How to convert uniqExact states to approximate uniq functions states
uniqExactState
uniqExactState is stored in two parts: a count of values in LEB128 format + list values without a delimiter.
Depending on the orignial datatype of the values to count, the datatype of the list values differ.
Numeric Values
In case of numeric values like UInt8, UInt64 etc. the representation of uniqExactState is just a simple array of the unique values encountered.
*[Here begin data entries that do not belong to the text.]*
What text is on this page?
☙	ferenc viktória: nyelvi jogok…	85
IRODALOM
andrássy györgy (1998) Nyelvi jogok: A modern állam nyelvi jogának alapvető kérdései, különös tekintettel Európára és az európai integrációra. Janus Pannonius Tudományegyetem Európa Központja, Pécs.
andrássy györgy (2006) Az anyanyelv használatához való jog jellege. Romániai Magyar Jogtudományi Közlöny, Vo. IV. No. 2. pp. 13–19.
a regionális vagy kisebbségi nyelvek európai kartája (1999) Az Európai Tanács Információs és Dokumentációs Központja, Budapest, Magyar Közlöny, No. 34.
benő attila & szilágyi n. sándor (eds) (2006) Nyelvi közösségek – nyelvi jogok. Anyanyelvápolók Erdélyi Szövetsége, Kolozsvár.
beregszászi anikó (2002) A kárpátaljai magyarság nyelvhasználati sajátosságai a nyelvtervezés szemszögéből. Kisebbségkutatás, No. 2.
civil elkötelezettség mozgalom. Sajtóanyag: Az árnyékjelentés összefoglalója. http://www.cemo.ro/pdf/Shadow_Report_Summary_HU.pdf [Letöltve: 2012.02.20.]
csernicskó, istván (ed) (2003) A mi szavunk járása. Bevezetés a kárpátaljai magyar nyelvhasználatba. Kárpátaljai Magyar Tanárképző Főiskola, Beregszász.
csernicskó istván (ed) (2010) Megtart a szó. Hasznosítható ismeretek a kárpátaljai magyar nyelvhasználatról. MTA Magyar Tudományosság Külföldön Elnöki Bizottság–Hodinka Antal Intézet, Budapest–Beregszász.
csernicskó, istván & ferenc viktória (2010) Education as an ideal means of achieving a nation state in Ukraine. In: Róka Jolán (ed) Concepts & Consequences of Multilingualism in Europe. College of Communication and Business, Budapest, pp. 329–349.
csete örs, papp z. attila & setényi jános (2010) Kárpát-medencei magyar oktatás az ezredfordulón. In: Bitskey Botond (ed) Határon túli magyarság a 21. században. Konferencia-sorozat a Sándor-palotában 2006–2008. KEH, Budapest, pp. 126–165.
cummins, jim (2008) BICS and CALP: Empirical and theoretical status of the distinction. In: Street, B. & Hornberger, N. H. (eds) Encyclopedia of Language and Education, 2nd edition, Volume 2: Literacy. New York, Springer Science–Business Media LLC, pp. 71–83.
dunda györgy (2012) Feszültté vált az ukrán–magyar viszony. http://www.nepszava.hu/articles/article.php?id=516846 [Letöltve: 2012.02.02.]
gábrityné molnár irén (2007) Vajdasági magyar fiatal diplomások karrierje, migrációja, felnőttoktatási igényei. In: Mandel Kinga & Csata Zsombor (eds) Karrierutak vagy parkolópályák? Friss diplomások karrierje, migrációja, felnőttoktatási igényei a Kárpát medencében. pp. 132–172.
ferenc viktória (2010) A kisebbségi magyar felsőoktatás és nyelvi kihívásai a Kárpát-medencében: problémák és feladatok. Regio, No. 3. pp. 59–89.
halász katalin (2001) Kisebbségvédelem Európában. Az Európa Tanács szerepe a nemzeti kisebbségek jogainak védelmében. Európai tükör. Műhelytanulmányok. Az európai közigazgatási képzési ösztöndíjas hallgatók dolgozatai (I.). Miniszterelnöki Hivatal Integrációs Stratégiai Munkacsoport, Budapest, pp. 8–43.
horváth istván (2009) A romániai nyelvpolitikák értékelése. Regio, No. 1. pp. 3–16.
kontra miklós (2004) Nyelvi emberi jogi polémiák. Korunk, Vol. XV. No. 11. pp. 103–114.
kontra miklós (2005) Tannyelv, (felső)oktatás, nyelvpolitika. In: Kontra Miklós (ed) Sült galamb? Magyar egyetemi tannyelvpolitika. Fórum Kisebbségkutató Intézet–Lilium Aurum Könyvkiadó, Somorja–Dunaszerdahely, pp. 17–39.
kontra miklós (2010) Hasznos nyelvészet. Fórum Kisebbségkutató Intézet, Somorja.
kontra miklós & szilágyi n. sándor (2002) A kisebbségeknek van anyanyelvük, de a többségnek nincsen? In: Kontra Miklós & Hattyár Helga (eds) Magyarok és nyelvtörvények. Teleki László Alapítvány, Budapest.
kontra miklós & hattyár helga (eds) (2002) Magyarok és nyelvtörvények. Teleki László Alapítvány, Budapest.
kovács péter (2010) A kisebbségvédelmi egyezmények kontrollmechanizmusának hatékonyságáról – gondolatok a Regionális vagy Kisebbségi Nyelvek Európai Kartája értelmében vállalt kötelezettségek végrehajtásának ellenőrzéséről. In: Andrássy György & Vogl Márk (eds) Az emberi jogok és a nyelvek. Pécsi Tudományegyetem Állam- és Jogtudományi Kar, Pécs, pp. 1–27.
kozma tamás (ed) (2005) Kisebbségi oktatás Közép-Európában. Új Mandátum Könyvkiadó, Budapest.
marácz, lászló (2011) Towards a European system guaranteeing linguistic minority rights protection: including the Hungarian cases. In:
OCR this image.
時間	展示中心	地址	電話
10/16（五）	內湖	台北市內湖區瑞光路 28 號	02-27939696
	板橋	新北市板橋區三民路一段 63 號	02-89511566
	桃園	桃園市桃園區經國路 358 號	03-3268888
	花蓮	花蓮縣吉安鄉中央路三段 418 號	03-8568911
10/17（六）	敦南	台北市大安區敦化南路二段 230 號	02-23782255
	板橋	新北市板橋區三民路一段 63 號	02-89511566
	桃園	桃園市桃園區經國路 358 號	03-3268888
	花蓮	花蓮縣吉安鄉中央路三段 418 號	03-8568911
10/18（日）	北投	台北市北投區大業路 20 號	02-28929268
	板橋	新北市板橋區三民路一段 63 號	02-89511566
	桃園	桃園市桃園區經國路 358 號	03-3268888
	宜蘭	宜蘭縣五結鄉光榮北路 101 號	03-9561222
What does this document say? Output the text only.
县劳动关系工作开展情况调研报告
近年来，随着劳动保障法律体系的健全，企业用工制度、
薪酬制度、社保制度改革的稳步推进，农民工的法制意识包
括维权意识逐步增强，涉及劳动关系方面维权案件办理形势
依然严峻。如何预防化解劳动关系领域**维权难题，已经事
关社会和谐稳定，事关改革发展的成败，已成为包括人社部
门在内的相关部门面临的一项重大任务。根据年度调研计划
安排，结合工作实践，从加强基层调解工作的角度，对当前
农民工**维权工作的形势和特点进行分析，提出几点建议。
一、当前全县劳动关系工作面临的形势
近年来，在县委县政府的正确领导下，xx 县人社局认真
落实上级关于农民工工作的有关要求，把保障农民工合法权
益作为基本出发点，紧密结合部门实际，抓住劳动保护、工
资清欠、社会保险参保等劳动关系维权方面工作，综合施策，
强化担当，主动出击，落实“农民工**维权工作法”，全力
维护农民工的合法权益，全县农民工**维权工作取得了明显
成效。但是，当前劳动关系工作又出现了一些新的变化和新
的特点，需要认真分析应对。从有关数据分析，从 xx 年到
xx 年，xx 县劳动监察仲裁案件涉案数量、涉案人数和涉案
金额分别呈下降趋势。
Therefore it is easy to recover the values from the state which have appeared:
┌─hex(uniqExactState(arrayJoin([1, 3])))─┐
│ 020103 │
└────────────────────────────────────────┘
02 01 03
^ ^ ^
LEB128 hex(1::UInt8) hex(3::UInt8)
┌─finalizeAggregation(CAST(unhex('020103'), 'AggregateFunction(groupArray, UInt8)'))─┐
│ [1,3] │
└────────────────────────────────────────────────────────────────────────────────────┘
String Values
Internal Representation
In case of values of data type String, ClickHouse® applies a hashing algorithm before storing the values into the internal array, otherwise the amount of space needed could get enormous.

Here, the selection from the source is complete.